L’Agence Nationale de la Conservation Foncière du Cadastre et de la Cartographie « ANCFCC », est l’organisme auquel incombe la gestion du cadastre marocain ; elle a été créée en vertu de la loi N° 58-00 du 13 Juin 2002 pour assurer trois missions principales, à savoir :
1. L’Immatriculation Foncière (IF), dont l’objectif principal est de garantir le droit de propriété par l’inscription des mentions sur les livres fonciers retraçant ainsi l’historique de la propriété foncière (Cadastre juridique).
2. Le Cadastre pour délimiter la propriété foncière en termes de superficie, coordonnées, situation géographique, etc. (Cadastre national).
3. La Cartographie qui poursuit et améliore la couverture cartographique du pays et la définition du référentiel géodésique.
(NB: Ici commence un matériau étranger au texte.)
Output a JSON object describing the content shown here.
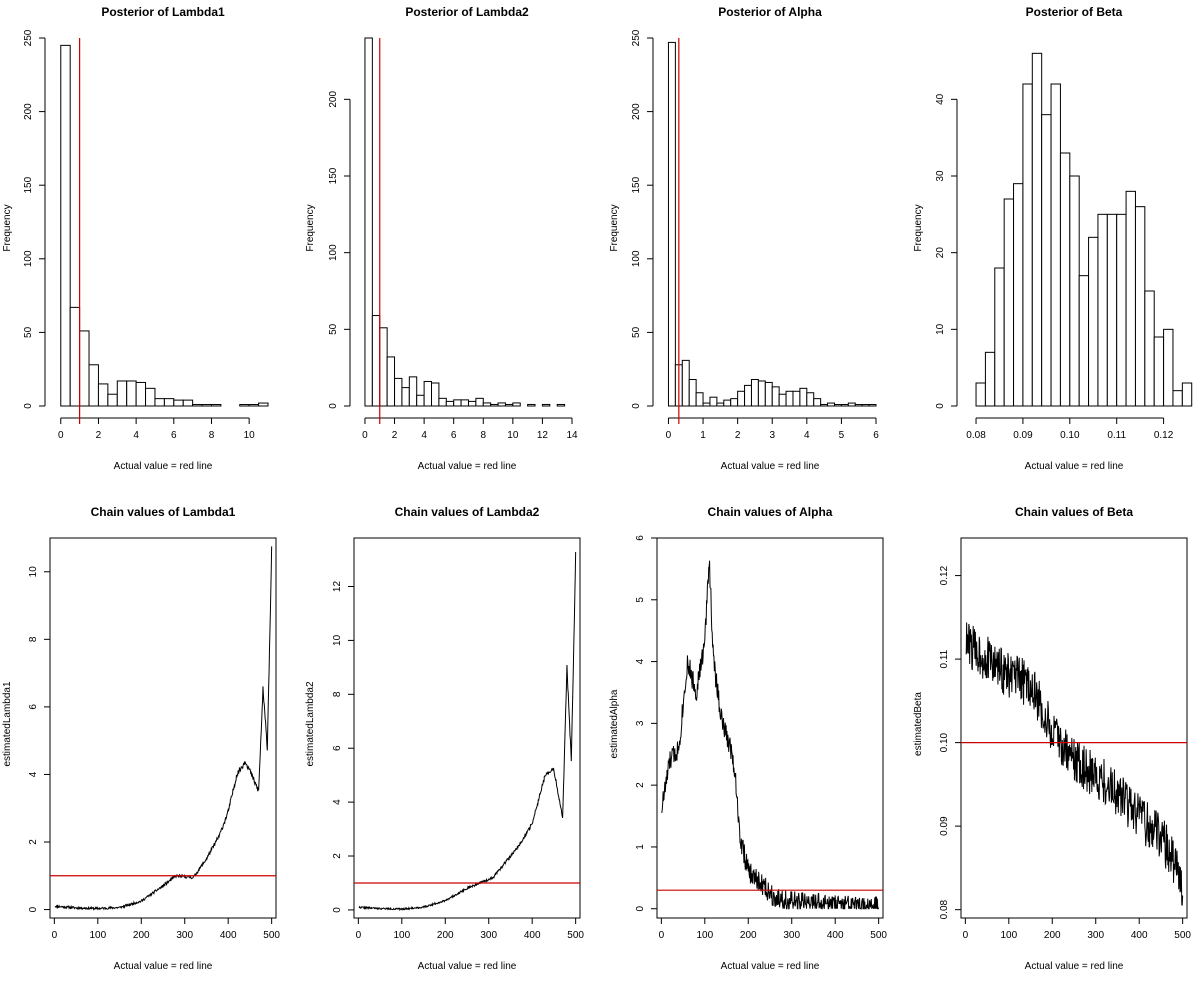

En outre, le cadastre marocain est marqué par une situation assez particulière de par la coexistence de plusieurs types de cadastre portant sur des fonctions perspectives divergentes. Il s’agit du cadastre juridique, du cadastre national et de l’Agence Nationale Foncière.
1. Le cadastre juridique:
Au Maroc, il existe une dualité de régime foncier, à savoir :
1- Le régime des immeubles non immatriculés, ceux-ci sont régies par les dispositions du code des droits réels (loi 39-08 du 22 novembre 2011), et
2- Le régime des immeubles immatriculés, qui a été institué par le Dahir de 1913 puis complété et modifié par la loi 14-07 du 22 novembre 2011.
Le cadastre juridique au Maroc ne concerne que le régime des immeubles immatriculés. A titre indicatif, en 2010, l’ANCFCC avait annoncé que 95% des terrains en milieu urbain étaient immatriculés contre 10% en milieu rural. Soit en gros, 75% du territoire reste à immatriculer (quoique ce chiffre reste contesté en l’absence d’un vrai cadastre général qui couvre la totalité du territoire national).
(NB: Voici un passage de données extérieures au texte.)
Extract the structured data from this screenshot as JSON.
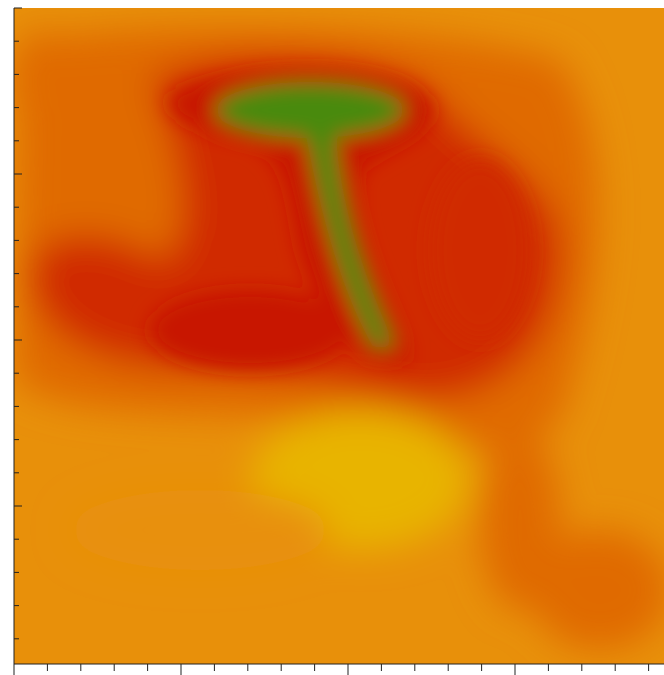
{
  "chart_data": {
    "type": "contour",
    "colors": [
      "#e8900a",
      "#e06a00",
      "#d02a00",
      "#c81400",
      "#4a8a10",
      "#e8b400"
    ]
  }
}
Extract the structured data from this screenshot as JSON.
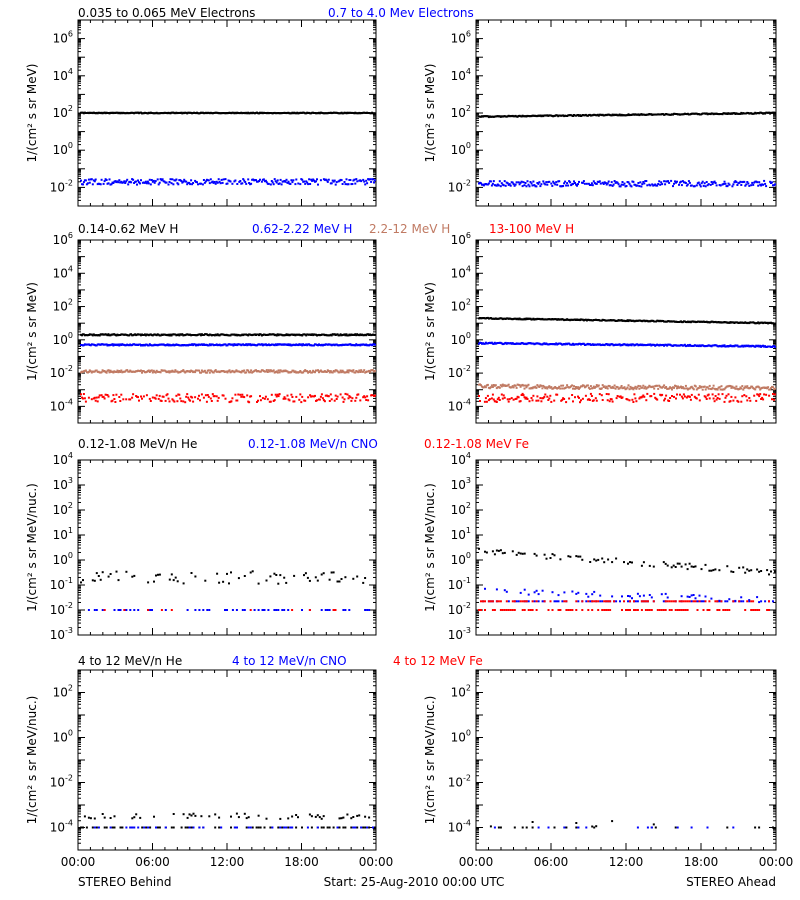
{
  "footer": {
    "left": "STEREO Behind",
    "center": "Start: 25-Aug-2010 00:00 UTC",
    "right": "STEREO Ahead"
  },
  "x_tick_labels": [
    "00:00",
    "06:00",
    "12:00",
    "18:00",
    "00:00"
  ],
  "colors": {
    "black": "#000000",
    "blue": "#0000ff",
    "tan": "#c07a63",
    "red": "#ff0000"
  },
  "chart_data": [
    {
      "type": "scatter",
      "row": 1,
      "spacecraft": "STEREO Behind",
      "ylabel": "1/(cm² s sr MeV)",
      "yscale": "log",
      "ylim_exp": [
        -3,
        7
      ],
      "tick_exps": [
        -2,
        0,
        2,
        4,
        6
      ],
      "legend": [
        {
          "text": "0.035 to 0.065 MeV Electrons",
          "color": "#000000"
        },
        {
          "text": "0.7 to 4.0 Mev Electrons",
          "color": "#0000ff"
        }
      ],
      "series": [
        {
          "color": "#000000",
          "log_start": 2.0,
          "log_end": 2.0,
          "noise": 0.02,
          "density": 1,
          "mode": "dense"
        },
        {
          "color": "#0000ff",
          "log_start": -1.7,
          "log_end": -1.7,
          "noise": 0.15,
          "density": 0.9,
          "mode": "dense"
        }
      ]
    },
    {
      "type": "scatter",
      "row": 1,
      "spacecraft": "STEREO Ahead",
      "ylabel": "1/(cm² s sr MeV)",
      "yscale": "log",
      "ylim_exp": [
        -3,
        7
      ],
      "tick_exps": [
        -2,
        0,
        2,
        4,
        6
      ],
      "legend": [],
      "series": [
        {
          "color": "#000000",
          "log_start": 1.8,
          "log_end": 2.0,
          "noise": 0.03,
          "density": 1,
          "mode": "dense"
        },
        {
          "color": "#0000ff",
          "log_start": -1.8,
          "log_end": -1.8,
          "noise": 0.15,
          "density": 0.9,
          "mode": "dense"
        }
      ]
    },
    {
      "type": "scatter",
      "row": 2,
      "spacecraft": "STEREO Behind",
      "ylabel": "1/(cm² s sr MeV)",
      "yscale": "log",
      "ylim_exp": [
        -5,
        6
      ],
      "tick_exps": [
        -4,
        -2,
        0,
        2,
        4,
        6
      ],
      "legend": [
        {
          "text": "0.14-0.62 MeV H",
          "color": "#000000"
        },
        {
          "text": "0.62-2.22 MeV H",
          "color": "#0000ff"
        },
        {
          "text": "2.2-12 MeV H",
          "color": "#c07a63"
        },
        {
          "text": "13-100 MeV H",
          "color": "#ff0000"
        }
      ],
      "series": [
        {
          "color": "#000000",
          "log_start": 0.3,
          "log_end": 0.3,
          "noise": 0.04,
          "density": 1,
          "mode": "dense"
        },
        {
          "color": "#0000ff",
          "log_start": -0.3,
          "log_end": -0.3,
          "noise": 0.04,
          "density": 1,
          "mode": "dense"
        },
        {
          "color": "#c07a63",
          "log_start": -1.9,
          "log_end": -1.9,
          "noise": 0.08,
          "density": 1,
          "mode": "dense"
        },
        {
          "color": "#ff0000",
          "log_start": -3.5,
          "log_end": -3.5,
          "noise": 0.25,
          "density": 0.7,
          "mode": "dense"
        }
      ]
    },
    {
      "type": "scatter",
      "row": 2,
      "spacecraft": "STEREO Ahead",
      "ylabel": "1/(cm² s sr MeV)",
      "yscale": "log",
      "ylim_exp": [
        -5,
        6
      ],
      "tick_exps": [
        -4,
        -2,
        0,
        2,
        4,
        6
      ],
      "legend": [],
      "series": [
        {
          "color": "#000000",
          "log_start": 1.3,
          "log_end": 1.0,
          "noise": 0.03,
          "density": 1,
          "mode": "dense"
        },
        {
          "color": "#0000ff",
          "log_start": -0.2,
          "log_end": -0.4,
          "noise": 0.04,
          "density": 1,
          "mode": "dense"
        },
        {
          "color": "#c07a63",
          "log_start": -2.8,
          "log_end": -2.9,
          "noise": 0.12,
          "density": 1,
          "mode": "dense"
        },
        {
          "color": "#ff0000",
          "log_start": -3.5,
          "log_end": -3.5,
          "noise": 0.25,
          "density": 0.7,
          "mode": "dense"
        }
      ]
    },
    {
      "type": "scatter",
      "row": 3,
      "spacecraft": "STEREO Behind",
      "ylabel": "1/(cm² s sr MeV/nuc.)",
      "yscale": "log",
      "ylim_exp": [
        -3,
        4
      ],
      "tick_exps": [
        -3,
        -2,
        -1,
        0,
        1,
        2,
        3,
        4
      ],
      "legend": [
        {
          "text": "0.12-1.08 MeV/n He",
          "color": "#000000"
        },
        {
          "text": "0.12-1.08 MeV/n CNO",
          "color": "#0000ff"
        },
        {
          "text": "0.12-1.08 MeV Fe",
          "color": "#ff0000"
        }
      ],
      "series": [
        {
          "color": "#000000",
          "log_start": -0.7,
          "log_end": -0.7,
          "noise": 0.25,
          "density": 0.5,
          "mode": "sparse"
        },
        {
          "color": "#0000ff",
          "log_start": -2.0,
          "log_end": -2.0,
          "noise": 0.0,
          "density": 0.35,
          "mode": "sparse"
        },
        {
          "color": "#ff0000",
          "log_start": -2.0,
          "log_end": -2.0,
          "noise": 0.0,
          "density": 0.08,
          "mode": "sparse"
        }
      ]
    },
    {
      "type": "scatter",
      "row": 3,
      "spacecraft": "STEREO Ahead",
      "ylabel": "1/(cm² s sr MeV/nuc.)",
      "yscale": "log",
      "ylim_exp": [
        -3,
        4
      ],
      "tick_exps": [
        -3,
        -2,
        -1,
        0,
        1,
        2,
        3,
        4
      ],
      "legend": [],
      "series": [
        {
          "color": "#000000",
          "log_start": 0.35,
          "log_end": -0.5,
          "noise": 0.12,
          "density": 0.6,
          "mode": "sparse"
        },
        {
          "color": "#0000ff",
          "log_start": -1.25,
          "log_end": -1.6,
          "noise": 0.12,
          "density": 0.35,
          "mode": "sparse"
        },
        {
          "color": "#0000ff",
          "log_start": -1.65,
          "log_end": -1.65,
          "noise": 0.0,
          "density": 0.45,
          "mode": "sparse"
        },
        {
          "color": "#ff0000",
          "log_start": -1.65,
          "log_end": -1.65,
          "noise": 0.0,
          "density": 0.45,
          "mode": "sparse"
        },
        {
          "color": "#ff0000",
          "log_start": -2.0,
          "log_end": -2.0,
          "noise": 0.0,
          "density": 0.6,
          "mode": "sparse"
        }
      ]
    },
    {
      "type": "scatter",
      "row": 4,
      "spacecraft": "STEREO Behind",
      "ylabel": "1/(cm² s sr MeV/nuc.)",
      "yscale": "log",
      "ylim_exp": [
        -5,
        3
      ],
      "tick_exps": [
        -4,
        -2,
        0,
        2
      ],
      "legend": [
        {
          "text": "4 to 12 MeV/n He",
          "color": "#000000"
        },
        {
          "text": "4 to 12 MeV/n CNO",
          "color": "#0000ff"
        },
        {
          "text": "4 to 12 MeV Fe",
          "color": "#ff0000"
        }
      ],
      "series": [
        {
          "color": "#000000",
          "log_start": -3.5,
          "log_end": -3.5,
          "noise": 0.12,
          "density": 0.35,
          "mode": "sparse"
        },
        {
          "color": "#000000",
          "log_start": -4.0,
          "log_end": -4.0,
          "noise": 0.0,
          "density": 0.5,
          "mode": "sparse"
        },
        {
          "color": "#0000ff",
          "log_start": -4.0,
          "log_end": -4.0,
          "noise": 0.0,
          "density": 0.25,
          "mode": "sparse"
        }
      ]
    },
    {
      "type": "scatter",
      "row": 4,
      "spacecraft": "STEREO Ahead",
      "ylabel": "1/(cm² s sr MeV/nuc.)",
      "yscale": "log",
      "ylim_exp": [
        -5,
        3
      ],
      "tick_exps": [
        -4,
        -2,
        0,
        2
      ],
      "legend": [],
      "series": [
        {
          "color": "#000000",
          "log_start": -3.8,
          "log_end": -3.8,
          "noise": 0.2,
          "density": 0.05,
          "mode": "sparse"
        },
        {
          "color": "#000000",
          "log_start": -4.0,
          "log_end": -4.0,
          "noise": 0.0,
          "density": 0.12,
          "mode": "sparse"
        },
        {
          "color": "#0000ff",
          "log_start": -4.0,
          "log_end": -4.0,
          "noise": 0.0,
          "density": 0.08,
          "mode": "sparse"
        }
      ]
    }
  ]
}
Par ailleurs, la principale source du cadastre juridique marocain est l’Act Torrens ou plus précisément le « Real Property Act ». Comme expliqué ci-dessus, cette théorie porte sur le principe de la purge préalable à l’établissement du titre de la propriété, qui fixe son nouveau point de départ et la débarrasse de tout droit réel ou charges foncières antérieures à l’immatriculation foncière.
A l’issu de l’immatriculation foncière, le titre foncier acquiert une force probante absolue et l’immatriculation dans celui-ci rend inattaquable le droit du propriétaire inscrit.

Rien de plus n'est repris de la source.